Was ist kaputt am Marine Ehrenmal Laboe?

Was ist eigentlich kaputt?

Am Turm des Marine-Ehrenmals besteht dringender Handlungsbedarf, denn die Fassade bröckelt. Kein Wunder, trotzt das Bauwerk doch mittlerweile seit 85 Jahren Wind und Wetter. Es fanden zwar auch schon in der Vergangenheit Sanierungen statt, die letzte in den 1990er Jahren. Doch im Rahmen der damaligen Sanierung hat man die Fassade unter anderem hydrophobiert, das heißt gegen Wasseraufnahme beschichtet. Heute weiß man, dass diese chemische Behandlung für die Widerstandsfähigkeit alter Bauwerke nicht unbedingt von Vorteil ist. Denn irgendwann entstehen Risse in den Fugen, durch die Wasser eindringen kann. Dieses Wasser wandert hinter die Schicht, die hydrophobiert wurde – etwa 0,8 cm tief in den Stein. Dort kann es lange Zeit überdauern. Wenn es dann im Winter friert, gefriert auch dieses Wasser und löst so eine Frotsprengung aus, durch die zum Teil 150 Gramm schwere Brocken aus der Fassade platzen.

Geplante Sanierung

Entsprechend steht nun die umfassende und nachhaltige Instandsetzung der Verblendsteinfassade an. Diese wird zunächst komplett von Moos- und Flechtenbewuchs befreit und schonend mit Klarwasser gereinigt. Vorhandene Risse werden begutachtet und nach individueller Entscheidung saniert. Aufgrund der festgestellten Schäden aus dem Untersuchungszeitraum ist die Entfernung der Verblendsteinverfugung auf der kompletten Fassadenfläche einkalkuliert worden. Weiterhin werden geschätzt 5.000 einzelne geschädigte Steine vorsichtig ausgebaut und gegen neue ausgetauscht, wenn sie bereits durchgehende Risse oder stärkere Frostschäden aufweisen. Steine mit kleineren Abplatzungen verbleiben jedoch. Danach wird die neue Verfugung der Verblendsteinfläche vorgenommen.

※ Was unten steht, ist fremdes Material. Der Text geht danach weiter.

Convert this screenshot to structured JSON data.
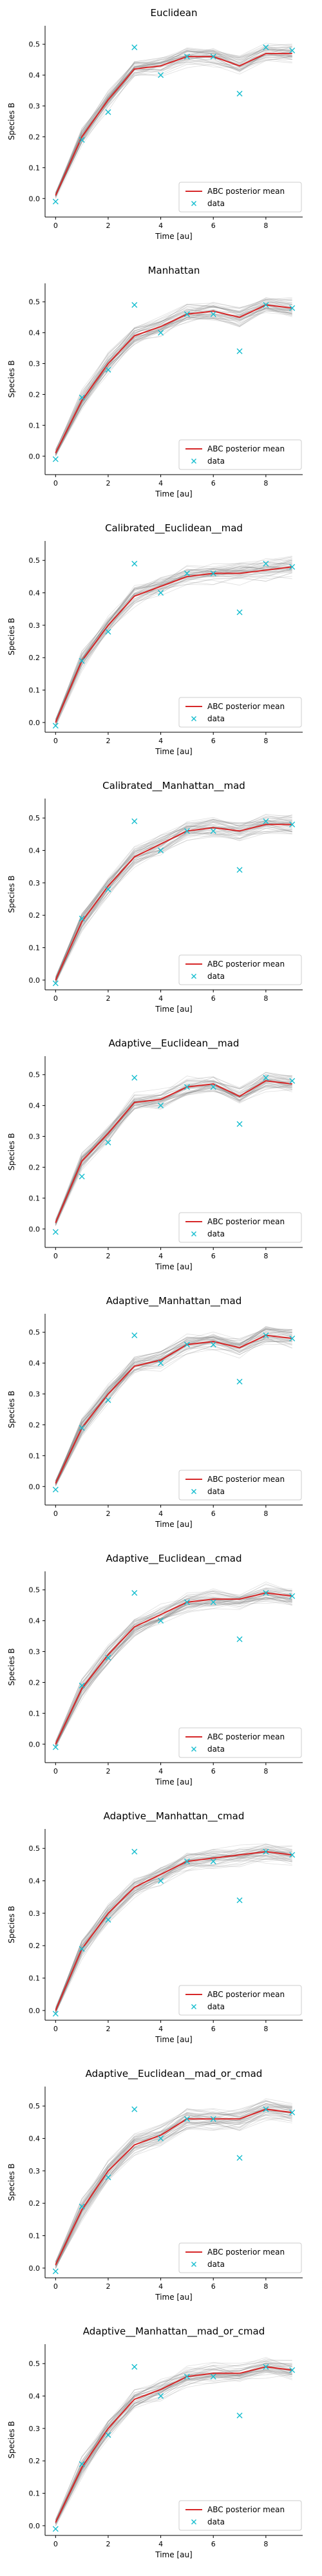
{
  "chart_data": [
    {
      "type": "line",
      "title": "Euclidean",
      "xlabel": "Time [au]",
      "ylabel": "Species B",
      "xlim": [
        -0.4,
        9.4
      ],
      "ylim": [
        -0.06,
        0.56
      ],
      "xticks": [
        "0",
        "2",
        "4",
        "6",
        "8"
      ],
      "yticks": [
        "0.0",
        "0.1",
        "0.2",
        "0.3",
        "0.4",
        "0.5"
      ],
      "legend_position": "lower-right",
      "series": [
        {
          "name": "ABC posterior mean",
          "kind": "line",
          "color": "#d62728",
          "x": [
            0,
            1,
            2,
            3,
            4,
            5,
            6,
            7,
            8,
            9
          ],
          "y": [
            0.01,
            0.2,
            0.32,
            0.42,
            0.43,
            0.46,
            0.46,
            0.43,
            0.47,
            0.47
          ]
        },
        {
          "name": "data",
          "kind": "scatter",
          "marker": "x",
          "color": "#17becf",
          "x": [
            0,
            1,
            2,
            3,
            4,
            5,
            6,
            7,
            8,
            9
          ],
          "y": [
            -0.01,
            0.19,
            0.28,
            0.49,
            0.4,
            0.46,
            0.46,
            0.34,
            0.49,
            0.48
          ]
        }
      ]
    },
    {
      "type": "line",
      "title": "Manhattan",
      "xlabel": "Time [au]",
      "ylabel": "Species B",
      "xlim": [
        -0.4,
        9.4
      ],
      "ylim": [
        -0.06,
        0.56
      ],
      "xticks": [
        "0",
        "2",
        "4",
        "6",
        "8"
      ],
      "yticks": [
        "0.0",
        "0.1",
        "0.2",
        "0.3",
        "0.4",
        "0.5"
      ],
      "legend_position": "lower-right",
      "series": [
        {
          "name": "ABC posterior mean",
          "kind": "line",
          "color": "#d62728",
          "x": [
            0,
            1,
            2,
            3,
            4,
            5,
            6,
            7,
            8,
            9
          ],
          "y": [
            0.01,
            0.18,
            0.3,
            0.39,
            0.42,
            0.46,
            0.47,
            0.45,
            0.49,
            0.48
          ]
        },
        {
          "name": "data",
          "kind": "scatter",
          "marker": "x",
          "color": "#17becf",
          "x": [
            0,
            1,
            2,
            3,
            4,
            5,
            6,
            7,
            8,
            9
          ],
          "y": [
            -0.01,
            0.19,
            0.28,
            0.49,
            0.4,
            0.46,
            0.46,
            0.34,
            0.49,
            0.48
          ]
        }
      ]
    },
    {
      "type": "line",
      "title": "Calibrated__Euclidean__mad",
      "xlabel": "Time [au]",
      "ylabel": "Species B",
      "xlim": [
        -0.4,
        9.4
      ],
      "ylim": [
        -0.03,
        0.56
      ],
      "xticks": [
        "0",
        "2",
        "4",
        "6",
        "8"
      ],
      "yticks": [
        "0.0",
        "0.1",
        "0.2",
        "0.3",
        "0.4",
        "0.5"
      ],
      "legend_position": "lower-right",
      "series": [
        {
          "name": "ABC posterior mean",
          "kind": "line",
          "color": "#d62728",
          "x": [
            0,
            1,
            2,
            3,
            4,
            5,
            6,
            7,
            8,
            9
          ],
          "y": [
            0.0,
            0.19,
            0.3,
            0.39,
            0.42,
            0.45,
            0.46,
            0.46,
            0.47,
            0.48
          ]
        },
        {
          "name": "data",
          "kind": "scatter",
          "marker": "x",
          "color": "#17becf",
          "x": [
            0,
            1,
            2,
            3,
            4,
            5,
            6,
            7,
            8,
            9
          ],
          "y": [
            -0.01,
            0.19,
            0.28,
            0.49,
            0.4,
            0.46,
            0.46,
            0.34,
            0.49,
            0.48
          ]
        }
      ]
    },
    {
      "type": "line",
      "title": "Calibrated__Manhattan__mad",
      "xlabel": "Time [au]",
      "ylabel": "Species B",
      "xlim": [
        -0.4,
        9.4
      ],
      "ylim": [
        -0.03,
        0.56
      ],
      "xticks": [
        "0",
        "2",
        "4",
        "6",
        "8"
      ],
      "yticks": [
        "0.0",
        "0.1",
        "0.2",
        "0.3",
        "0.4",
        "0.5"
      ],
      "legend_position": "lower-right",
      "series": [
        {
          "name": "ABC posterior mean",
          "kind": "line",
          "color": "#d62728",
          "x": [
            0,
            1,
            2,
            3,
            4,
            5,
            6,
            7,
            8,
            9
          ],
          "y": [
            0.0,
            0.18,
            0.29,
            0.38,
            0.42,
            0.46,
            0.47,
            0.46,
            0.48,
            0.48
          ]
        },
        {
          "name": "data",
          "kind": "scatter",
          "marker": "x",
          "color": "#17becf",
          "x": [
            0,
            1,
            2,
            3,
            4,
            5,
            6,
            7,
            8,
            9
          ],
          "y": [
            -0.01,
            0.19,
            0.28,
            0.49,
            0.4,
            0.46,
            0.46,
            0.34,
            0.49,
            0.48
          ]
        }
      ]
    },
    {
      "type": "line",
      "title": "Adaptive__Euclidean__mad",
      "xlabel": "Time [au]",
      "ylabel": "Species B",
      "xlim": [
        -0.4,
        9.4
      ],
      "ylim": [
        -0.06,
        0.56
      ],
      "xticks": [
        "0",
        "2",
        "4",
        "6",
        "8"
      ],
      "yticks": [
        "0.0",
        "0.1",
        "0.2",
        "0.3",
        "0.4",
        "0.5"
      ],
      "legend_position": "lower-right",
      "series": [
        {
          "name": "ABC posterior mean",
          "kind": "line",
          "color": "#d62728",
          "x": [
            0,
            1,
            2,
            3,
            4,
            5,
            6,
            7,
            8,
            9
          ],
          "y": [
            0.02,
            0.22,
            0.31,
            0.41,
            0.42,
            0.46,
            0.47,
            0.43,
            0.48,
            0.47
          ]
        },
        {
          "name": "data",
          "kind": "scatter",
          "marker": "x",
          "color": "#17becf",
          "x": [
            0,
            1,
            2,
            3,
            4,
            5,
            6,
            7,
            8,
            9
          ],
          "y": [
            -0.01,
            0.17,
            0.28,
            0.49,
            0.4,
            0.46,
            0.46,
            0.34,
            0.49,
            0.48
          ]
        }
      ]
    },
    {
      "type": "line",
      "title": "Adaptive__Manhattan__mad",
      "xlabel": "Time [au]",
      "ylabel": "Species B",
      "xlim": [
        -0.4,
        9.4
      ],
      "ylim": [
        -0.06,
        0.56
      ],
      "xticks": [
        "0",
        "2",
        "4",
        "6",
        "8"
      ],
      "yticks": [
        "0.0",
        "0.1",
        "0.2",
        "0.3",
        "0.4",
        "0.5"
      ],
      "legend_position": "lower-right",
      "series": [
        {
          "name": "ABC posterior mean",
          "kind": "line",
          "color": "#d62728",
          "x": [
            0,
            1,
            2,
            3,
            4,
            5,
            6,
            7,
            8,
            9
          ],
          "y": [
            0.01,
            0.19,
            0.3,
            0.39,
            0.41,
            0.46,
            0.47,
            0.45,
            0.49,
            0.48
          ]
        },
        {
          "name": "data",
          "kind": "scatter",
          "marker": "x",
          "color": "#17becf",
          "x": [
            0,
            1,
            2,
            3,
            4,
            5,
            6,
            7,
            8,
            9
          ],
          "y": [
            -0.01,
            0.19,
            0.28,
            0.49,
            0.4,
            0.46,
            0.46,
            0.34,
            0.49,
            0.48
          ]
        }
      ]
    },
    {
      "type": "line",
      "title": "Adaptive__Euclidean__cmad",
      "xlabel": "Time [au]",
      "ylabel": "Species B",
      "xlim": [
        -0.4,
        9.4
      ],
      "ylim": [
        -0.06,
        0.56
      ],
      "xticks": [
        "0",
        "2",
        "4",
        "6",
        "8"
      ],
      "yticks": [
        "0.0",
        "0.1",
        "0.2",
        "0.3",
        "0.4",
        "0.5"
      ],
      "legend_position": "lower-right",
      "series": [
        {
          "name": "ABC posterior mean",
          "kind": "line",
          "color": "#d62728",
          "x": [
            0,
            1,
            2,
            3,
            4,
            5,
            6,
            7,
            8,
            9
          ],
          "y": [
            0.0,
            0.18,
            0.29,
            0.38,
            0.42,
            0.46,
            0.47,
            0.47,
            0.49,
            0.48
          ]
        },
        {
          "name": "data",
          "kind": "scatter",
          "marker": "x",
          "color": "#17becf",
          "x": [
            0,
            1,
            2,
            3,
            4,
            5,
            6,
            7,
            8,
            9
          ],
          "y": [
            -0.01,
            0.19,
            0.28,
            0.49,
            0.4,
            0.46,
            0.46,
            0.34,
            0.49,
            0.48
          ]
        }
      ]
    },
    {
      "type": "line",
      "title": "Adaptive__Manhattan__cmad",
      "xlabel": "Time [au]",
      "ylabel": "Species B",
      "xlim": [
        -0.4,
        9.4
      ],
      "ylim": [
        -0.03,
        0.56
      ],
      "xticks": [
        "0",
        "2",
        "4",
        "6",
        "8"
      ],
      "yticks": [
        "0.0",
        "0.1",
        "0.2",
        "0.3",
        "0.4",
        "0.5"
      ],
      "legend_position": "lower-right",
      "series": [
        {
          "name": "ABC posterior mean",
          "kind": "line",
          "color": "#d62728",
          "x": [
            0,
            1,
            2,
            3,
            4,
            5,
            6,
            7,
            8,
            9
          ],
          "y": [
            0.0,
            0.19,
            0.3,
            0.38,
            0.42,
            0.46,
            0.47,
            0.48,
            0.49,
            0.48
          ]
        },
        {
          "name": "data",
          "kind": "scatter",
          "marker": "x",
          "color": "#17becf",
          "x": [
            0,
            1,
            2,
            3,
            4,
            5,
            6,
            7,
            8,
            9
          ],
          "y": [
            -0.01,
            0.19,
            0.28,
            0.49,
            0.4,
            0.46,
            0.46,
            0.34,
            0.49,
            0.48
          ]
        }
      ]
    },
    {
      "type": "line",
      "title": "Adaptive__Euclidean__mad_or_cmad",
      "xlabel": "Time [au]",
      "ylabel": "Species B",
      "xlim": [
        -0.4,
        9.4
      ],
      "ylim": [
        -0.03,
        0.56
      ],
      "xticks": [
        "0",
        "2",
        "4",
        "6",
        "8"
      ],
      "yticks": [
        "0.0",
        "0.1",
        "0.2",
        "0.3",
        "0.4",
        "0.5"
      ],
      "legend_position": "lower-right",
      "series": [
        {
          "name": "ABC posterior mean",
          "kind": "line",
          "color": "#d62728",
          "x": [
            0,
            1,
            2,
            3,
            4,
            5,
            6,
            7,
            8,
            9
          ],
          "y": [
            0.01,
            0.18,
            0.3,
            0.38,
            0.41,
            0.46,
            0.46,
            0.46,
            0.49,
            0.48
          ]
        },
        {
          "name": "data",
          "kind": "scatter",
          "marker": "x",
          "color": "#17becf",
          "x": [
            0,
            1,
            2,
            3,
            4,
            5,
            6,
            7,
            8,
            9
          ],
          "y": [
            -0.01,
            0.19,
            0.28,
            0.49,
            0.4,
            0.46,
            0.46,
            0.34,
            0.49,
            0.48
          ]
        }
      ]
    },
    {
      "type": "line",
      "title": "Adaptive__Manhattan__mad_or_cmad",
      "xlabel": "Time [au]",
      "ylabel": "Species B",
      "xlim": [
        -0.4,
        9.4
      ],
      "ylim": [
        -0.03,
        0.56
      ],
      "xticks": [
        "0",
        "2",
        "4",
        "6",
        "8"
      ],
      "yticks": [
        "0.0",
        "0.1",
        "0.2",
        "0.3",
        "0.4",
        "0.5"
      ],
      "legend_position": "lower-right",
      "series": [
        {
          "name": "ABC posterior mean",
          "kind": "line",
          "color": "#d62728",
          "x": [
            0,
            1,
            2,
            3,
            4,
            5,
            6,
            7,
            8,
            9
          ],
          "y": [
            0.01,
            0.18,
            0.3,
            0.39,
            0.42,
            0.46,
            0.47,
            0.47,
            0.49,
            0.48
          ]
        },
        {
          "name": "data",
          "kind": "scatter",
          "marker": "x",
          "color": "#17becf",
          "x": [
            0,
            1,
            2,
            3,
            4,
            5,
            6,
            7,
            8,
            9
          ],
          "y": [
            -0.01,
            0.19,
            0.28,
            0.49,
            0.4,
            0.46,
            0.46,
            0.34,
            0.49,
            0.48
          ]
        }
      ]
    }
  ]
}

Insgesamt werden rund 4.500 m2 Fassadenfläche bis in eine Höhe von knapp 68 Metern instandgesetzt. Dabei werden rund 100 Kilometer Fugen ausgetauscht, was ungefähr der Entfernung von Kiel nach Hamburg entspricht. Der Erfolg der Arbeiten wird mittels einer Qualitätskontrolle überprüft und gesichert; dazu gehören auch Entnahmen der gerade neu eingebauten Baustoffe. Die Neuverlegung der Brüstungsplatten um die Aussichtsterrassen herum und die Erneuerung von Abdichtungen sind flankierende Maßnahmen, um den Turm gegen die Wettereinflüsse zu rüsten. Innerhalb des Gebäudes werden lose Putzflächen mit Abbildungen gesichert oder neu befestigt. Zusätzlich sollen Restaurierungsarbeiten an Türen, Fenstern und Geländern und im Sockelbereich des Turmes erfolgen. Alle Arbeiten werden auch weiterhin in enger Abstimmung mit den Behörden für Denkmalschutz ausgeführt. Die Sanierungsarbeiten werden insgesamt etwa 2 Jahre dauern.